Come il Regime di Putin tende a ricordarci sovente, la guerra non è ormai da tempo solo fra Russia e Ucraina, bensì fra Russia e l’intero campo occidentale, di cui l’Ucraina fa ormai materialmente parte (anche se ancora non formalmente/legalmente per la sua non appartenenza a NATO o EU). Quindi, mentre per fissare gli scopi bellici russi basta un discorso televisivo di Putin, per fissare quelli ucraino/occidentali in maniera chiara e formale, occorreva un vertice dei governi interessati.
Si trattava fra l’altro di un peana ripetuto da tempo da molte voci politiche e dallo stesso fronte “pacifista”: per cosa stiamo combattendo?
Bene: adesso esiste un documento che formalizza gli obiettivi politici dell’alleanza che si oppone al Regime russo: sappiamo per cosa stiamo combattendo.
Almeno in teoria, ADESSO potrebbe avere senso una trattativa diplomatica che cercasse di avvicinare le richieste ucraine a quelle russe… Ammesso che si possa trovare qualcuno disposto a mediare fra posizioni così radicalmente differenti.
Ovviamente, la conferenza ha ribadito quanto già noto: l’Ucraina e i suoi alleati intendono ristabilire la piena sovranità ucraina sui confini internazionalmente riconosciuti… Cosa che la Russia non intende neppure prendere in considerazione per via dei famosi referendum con cui si sarebbe annessa quattro oblast ucraini oltre alla Crimea.
Intanto però ben ottanta Nazioni hanno posto la propria firma sul documento occidentale, impegnandosi ufficialmente e formalizzando la loro appartenenza al campo occidentale nel conflitto.
I soliti gufi si sono impegnati a rimarcare come ancora una volta India e Cina manchino all’elenco… Sembra che per loro l’assenza di tali attori appaia decisiva a invalidare qualsiasi evento. Eppure ancora una volta qui si parla di Occidente: un insieme di cui India e Cina NON fanno parte, in quanto la prima è “neutrale” e la seconda è contrapposta e la sua partecipazione snaturerebbe la posizione occidentale rendendola neutra (e sostanzialmente inefficace) quanto una riunione della Grande Assemblea ONU.
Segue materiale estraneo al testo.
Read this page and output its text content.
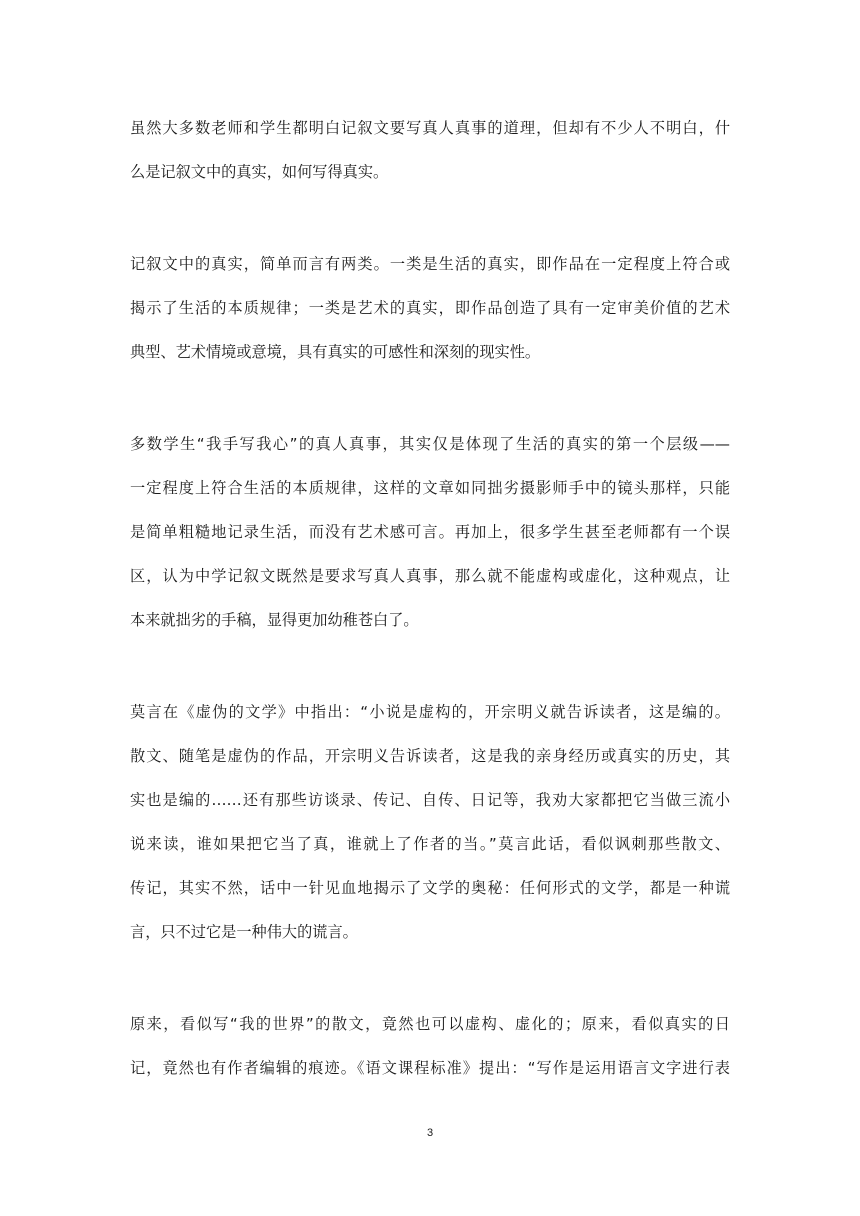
虽然大多数老师和学生都明白记叙文要写真人真事的道理，但却有不少人不明白，什
么是记叙文中的真实，如何写得真实。
记叙文中的真实，简单而言有两类。一类是生活的真实，即作品在一定程度上符合或
揭示了生活的本质规律；一类是艺术的真实，即作品创造了具有一定审美价值的艺术
典型、艺术情境或意境，具有真实的可感性和深刻的现实性。
多数学生“我手写我心”的真人真事，其实仅是体现了生活的真实的第一个层级——
一定程度上符合生活的本质规律，这样的文章如同拙劣摄影师手中的镜头那样，只能
是简单粗糙地记录生活，而没有艺术感可言。再加上，很多学生甚至老师都有一个误
区，认为中学记叙文既然是要求写真人真事，那么就不能虚构或虚化，这种观点，让
本来就拙劣的手稿，显得更加幼稚苍白了。
莫言在《虚伪的文学》中指出：“小说是虚构的，开宗明义就告诉读者，这是编的。
散文、随笔是虚伪的作品，开宗明义告诉读者，这是我的亲身经历或真实的历史，其
实也是编的……还有那些访谈录、传记、自传、日记等，我劝大家都把它当做三流小
说来读，谁如果把它当了真，谁就上了作者的当。”莫言此话，看似讽刺那些散文、
传记，其实不然，话中一针见血地揭示了文学的奥秘：任何形式的文学，都是一种谎
言，只不过它是一种伟大的谎言。
原来，看似写“我的世界”的散文，竟然也可以虚构、虚化的；原来，看似真实的日
记，竟然也有作者编辑的痕迹。《语文课程标准》提出：“写作是运用语言文字进行表
3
Quello che invece è interessante, è che Nazioni come Ungheria, Slovacchia e Turchia non solo erano rappresentate, ma hanno firmato: schierandosi formalmente con l’Occidente. Non solo: hanno firmato anche Nazioni spesso viste come estranee al campo occidentale, quali Serbia, Iraq e Somalia, che quindi hanno ritenuto di prendere posizione CONTRO la Russia.
Altre grandi Nazioni come Brasile, India e Sudafrica, aderenti ai BRICS assieme a Russia e Cina, NON hanno firmato; ma piuttosto che rimarcare la loro mancata firma, occorrerebbe piuttosto focalizzare sul fatto che – a differenza della Cina che ha respinto l’invito – hanno partecipato. Avevano anche partecipato al G7: indice di vicinanza all’Occidente, se non di comunanza di intenti, e quindi di indipendenza non solo dalla Russia, ma anche dalla Cina.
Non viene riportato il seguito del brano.